Minimal sufficient statistic of $\operatorname{Uniform}(-\theta,\theta)$

Question

I am seeking clarification on why both the vector $(X_{(1)},X_{(n)})^T$ and $\max\{-X_{(1)},X_{(n)}\}$ are sufficient for $\operatorname{Unif}(-\theta,\theta)$, but only $\max\{-X_{(1)},X_{(n)}\}$ is minimal sufficient, as stated here. Can this be explained by the fact that while both can describe the data adequately, $\max\{-X_{(1)},X_{(n)}\}$ is of lesser dimension and is thus minimal sufficient?

Using the definition of minimal sufficiency ($T(X)$ is minimal sufficient if $T(x)=T(y) \iff \frac{\mathcal{L}(x;\theta)}{\mathcal{L}(y;\theta)}$ does not depend on $\theta$), I run into issues as with either choice of statistic, I need to analyze $$\frac{\mathbb{1}_{[\max\{-X_{(1)},X_{(n)}\}<\theta]}}{\mathbb{1}_{[\max\{-Y_{(1)},Y_{(n)}\}<\theta]}}$$ or $$\frac{\mathbb{1}_{[-\theta<X_{(1)}]}\mathbb{1}_{[X_{(n)}<\theta]}}{\mathbb{1}_{[-\theta<Y_{(1)}]}\mathbb{1}_{[Y_{(n)}<\theta]}}$$ which may be $\frac{0}{0}$. Even when not $\frac{0}{0}$, I'm having trouble seeing why the former is not dependent on $\theta$, but the latter is dependent on $\theta$ if $T(X)=T(Y)$.

Answer 1

If $\max\{-X_{(1)}, X_{(n)}\}$ is sufficient, then necessarily $(X_{(1)},X_{(n)})$ is sufficient, since if you know the latter you can easily compute the former. And the latter, the pair, cannot be a minimal sufficient statistic if the former is sufficient because if you know the maximum you don't have enough information to find the pair, and the pair is sufficient.

Being sufficient does not mean it gives enough information to describe the data; rather it means it gives all information in the data that is relevant to inference about $\theta$, given that the proposed model is right. The model is that the observations come from a uniform distribution on an interval symmetric about $0.$ But the data may also contain information calling that model into question and the sufficient statistic doesn't give that information.

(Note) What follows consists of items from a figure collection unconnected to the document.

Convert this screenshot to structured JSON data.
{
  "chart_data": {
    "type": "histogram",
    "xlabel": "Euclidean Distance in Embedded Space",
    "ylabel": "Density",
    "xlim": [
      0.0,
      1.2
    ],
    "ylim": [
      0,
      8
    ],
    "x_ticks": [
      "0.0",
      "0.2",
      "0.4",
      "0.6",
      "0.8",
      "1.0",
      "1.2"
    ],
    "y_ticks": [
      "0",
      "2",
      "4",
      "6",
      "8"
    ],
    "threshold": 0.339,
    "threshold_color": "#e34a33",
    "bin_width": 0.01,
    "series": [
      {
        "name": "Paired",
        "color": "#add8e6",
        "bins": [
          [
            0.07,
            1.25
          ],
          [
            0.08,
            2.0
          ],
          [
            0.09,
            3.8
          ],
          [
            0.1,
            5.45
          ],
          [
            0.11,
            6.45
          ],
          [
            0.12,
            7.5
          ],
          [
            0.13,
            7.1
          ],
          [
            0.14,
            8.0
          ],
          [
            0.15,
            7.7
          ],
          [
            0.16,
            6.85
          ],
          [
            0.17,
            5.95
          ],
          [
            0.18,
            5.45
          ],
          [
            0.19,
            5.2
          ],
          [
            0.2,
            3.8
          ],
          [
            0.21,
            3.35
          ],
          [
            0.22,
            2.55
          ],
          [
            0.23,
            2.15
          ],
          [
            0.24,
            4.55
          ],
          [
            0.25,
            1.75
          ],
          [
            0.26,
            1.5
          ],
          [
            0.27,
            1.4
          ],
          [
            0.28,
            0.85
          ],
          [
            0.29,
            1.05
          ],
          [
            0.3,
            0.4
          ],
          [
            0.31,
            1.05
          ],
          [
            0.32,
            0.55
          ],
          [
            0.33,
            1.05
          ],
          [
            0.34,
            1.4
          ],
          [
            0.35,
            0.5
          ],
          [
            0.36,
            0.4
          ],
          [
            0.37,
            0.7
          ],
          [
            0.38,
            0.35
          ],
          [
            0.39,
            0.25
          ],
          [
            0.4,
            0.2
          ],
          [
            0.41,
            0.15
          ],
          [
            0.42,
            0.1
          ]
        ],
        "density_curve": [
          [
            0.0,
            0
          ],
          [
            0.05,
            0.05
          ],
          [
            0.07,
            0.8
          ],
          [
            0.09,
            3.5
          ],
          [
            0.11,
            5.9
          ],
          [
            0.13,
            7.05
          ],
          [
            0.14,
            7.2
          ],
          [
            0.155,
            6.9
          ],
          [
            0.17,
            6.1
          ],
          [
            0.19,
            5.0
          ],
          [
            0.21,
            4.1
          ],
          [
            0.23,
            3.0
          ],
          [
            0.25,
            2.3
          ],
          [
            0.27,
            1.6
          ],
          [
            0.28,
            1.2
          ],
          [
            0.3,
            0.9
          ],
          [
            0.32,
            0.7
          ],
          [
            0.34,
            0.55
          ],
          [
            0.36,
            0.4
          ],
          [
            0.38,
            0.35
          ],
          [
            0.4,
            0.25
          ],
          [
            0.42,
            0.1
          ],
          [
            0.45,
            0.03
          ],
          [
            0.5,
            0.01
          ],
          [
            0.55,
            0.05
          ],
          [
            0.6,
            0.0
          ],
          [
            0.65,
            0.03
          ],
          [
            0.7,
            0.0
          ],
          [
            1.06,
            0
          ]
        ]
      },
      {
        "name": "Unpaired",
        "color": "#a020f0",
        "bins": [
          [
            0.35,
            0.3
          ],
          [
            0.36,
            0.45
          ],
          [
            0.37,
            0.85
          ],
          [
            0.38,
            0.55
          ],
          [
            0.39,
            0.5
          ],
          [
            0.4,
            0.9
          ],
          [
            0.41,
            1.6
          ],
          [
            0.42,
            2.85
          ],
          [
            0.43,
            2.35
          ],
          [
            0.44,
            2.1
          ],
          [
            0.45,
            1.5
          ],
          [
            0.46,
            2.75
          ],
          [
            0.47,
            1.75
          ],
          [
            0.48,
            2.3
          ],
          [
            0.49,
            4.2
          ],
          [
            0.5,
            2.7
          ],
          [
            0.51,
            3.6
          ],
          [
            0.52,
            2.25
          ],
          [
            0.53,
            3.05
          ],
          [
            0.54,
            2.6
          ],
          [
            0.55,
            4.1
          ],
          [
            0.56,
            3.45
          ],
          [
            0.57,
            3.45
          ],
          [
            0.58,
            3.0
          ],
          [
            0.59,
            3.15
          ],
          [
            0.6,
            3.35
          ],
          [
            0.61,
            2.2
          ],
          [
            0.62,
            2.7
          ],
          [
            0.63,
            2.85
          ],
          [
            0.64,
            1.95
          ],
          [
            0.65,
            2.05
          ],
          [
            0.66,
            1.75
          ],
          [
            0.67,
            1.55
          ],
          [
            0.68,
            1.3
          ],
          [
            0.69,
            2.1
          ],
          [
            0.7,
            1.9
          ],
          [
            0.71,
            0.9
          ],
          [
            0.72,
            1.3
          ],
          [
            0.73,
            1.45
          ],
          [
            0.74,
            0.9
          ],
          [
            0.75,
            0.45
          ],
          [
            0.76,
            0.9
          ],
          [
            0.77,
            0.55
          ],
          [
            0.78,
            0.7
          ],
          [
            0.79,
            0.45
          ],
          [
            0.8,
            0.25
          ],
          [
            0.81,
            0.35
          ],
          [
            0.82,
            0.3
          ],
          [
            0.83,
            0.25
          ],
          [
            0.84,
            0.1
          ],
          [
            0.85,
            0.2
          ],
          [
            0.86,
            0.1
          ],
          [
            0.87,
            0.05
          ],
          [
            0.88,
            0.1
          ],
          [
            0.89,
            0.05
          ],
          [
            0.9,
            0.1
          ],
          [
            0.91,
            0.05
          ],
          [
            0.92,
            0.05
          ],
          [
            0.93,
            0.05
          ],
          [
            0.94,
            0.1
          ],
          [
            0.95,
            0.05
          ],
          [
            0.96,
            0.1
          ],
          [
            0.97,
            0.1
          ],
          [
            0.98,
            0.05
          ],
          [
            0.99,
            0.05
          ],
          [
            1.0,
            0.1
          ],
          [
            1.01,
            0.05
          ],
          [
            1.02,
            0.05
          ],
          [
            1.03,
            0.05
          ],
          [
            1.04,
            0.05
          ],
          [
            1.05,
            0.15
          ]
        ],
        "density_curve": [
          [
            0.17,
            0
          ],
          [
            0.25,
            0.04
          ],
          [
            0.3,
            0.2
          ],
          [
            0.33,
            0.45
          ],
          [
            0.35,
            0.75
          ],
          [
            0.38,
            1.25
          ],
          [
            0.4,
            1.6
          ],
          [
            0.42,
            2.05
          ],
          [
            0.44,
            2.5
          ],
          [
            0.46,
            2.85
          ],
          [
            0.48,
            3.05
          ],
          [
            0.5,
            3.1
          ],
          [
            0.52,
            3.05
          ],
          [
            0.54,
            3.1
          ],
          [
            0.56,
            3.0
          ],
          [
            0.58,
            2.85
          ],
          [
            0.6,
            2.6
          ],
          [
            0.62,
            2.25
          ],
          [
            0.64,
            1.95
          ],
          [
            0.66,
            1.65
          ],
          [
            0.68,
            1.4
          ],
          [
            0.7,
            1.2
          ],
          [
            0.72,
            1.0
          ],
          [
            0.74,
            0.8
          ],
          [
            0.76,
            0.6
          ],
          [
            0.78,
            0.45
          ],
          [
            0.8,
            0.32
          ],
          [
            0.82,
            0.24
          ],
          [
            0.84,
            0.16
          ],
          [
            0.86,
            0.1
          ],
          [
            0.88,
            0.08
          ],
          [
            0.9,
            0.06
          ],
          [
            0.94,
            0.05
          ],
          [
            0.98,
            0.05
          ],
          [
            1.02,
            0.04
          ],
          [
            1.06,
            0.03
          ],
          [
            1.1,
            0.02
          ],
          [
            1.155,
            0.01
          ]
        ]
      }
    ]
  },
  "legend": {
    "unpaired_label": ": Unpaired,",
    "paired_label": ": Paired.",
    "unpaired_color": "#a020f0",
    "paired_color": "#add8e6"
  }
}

By definition, that the maximum is sufficient means that the conditional distribution of the data given the maximum does not depend on $\theta.$

You are trying to show that $\dfrac{\mathbb{1}_{[\max\{-X_{(1)},X_{(n)}\}<\theta]}}{\mathbb{1}_{[\max\{-Y_{(1)},Y_{(n)}\}<\theta]}} \vphantom{\dfrac 1 {\displaystyle\sum}}$ does not depend on $\theta$ when the two maxima are equal. I think in cases like this, where $0/0$ can appear, one should phrase the result as saying that if the two maxima are equal then there is some number $c\ne0$ such that $$ \mathbb{1}_{[\max\{-X_{(1)},X_{(n)}\}<\theta]} = c \mathbb{1}_{[\max\{-Y_{(1)},Y_{(n)}\}<\theta]} $$ and that this equality continues to hold as $\theta$ changes within the parameter space $(0,\infty).$

Answer 2

The forward direction for your biconditional is true by definition of sufficiency. The non-trivial direction is the reverse. So fix $x$ and $y$ and suppose $${\cal L}(x,\theta)=k{\cal L}(y,\theta)\tag1$$ where $k$ is a constant independent of $\theta$ (this formulation addresses your concern about $0/0$; note that $k$ can depend on $x$ and $y$). You can regard (1) as a statement comparing two functions of $\theta$ and asserting that one is a constant multiple of the other.

As the linked post noted, $${\cal L}(x,\theta) = \frac1{(2\theta)^n}I(\theta>\max\{-x_{(1)},x_{(n)}\}). $$ So as a function of $\theta$, the LHS of (1) equals $1/(2\theta)^n$ if $\theta$ exceeds a certain threshold, and is zero otherwise, while the RHS of (1) equals $k/(2\theta)^n$ if $\theta$ exceeds a certain threshold and is zero otherwise. The only way this can be true for all $\theta$ is if the two thresholds are identical. (We also deduce $k=1$ for free.) This proves that $\max\{-x_{(1)},x_{(n)}\}=\max\{-y_{(1)},y_{(n)}\}$ and therefore $T(X):=\max\{-X_{(1)},X_{(n)}\}$ is minimal sufficient.

OTOH, it doesn't follow that $(x_{(1)},x_{(n)})=(y_{(1)},y_{(n)})$, since (1) can hold if $y=-x$.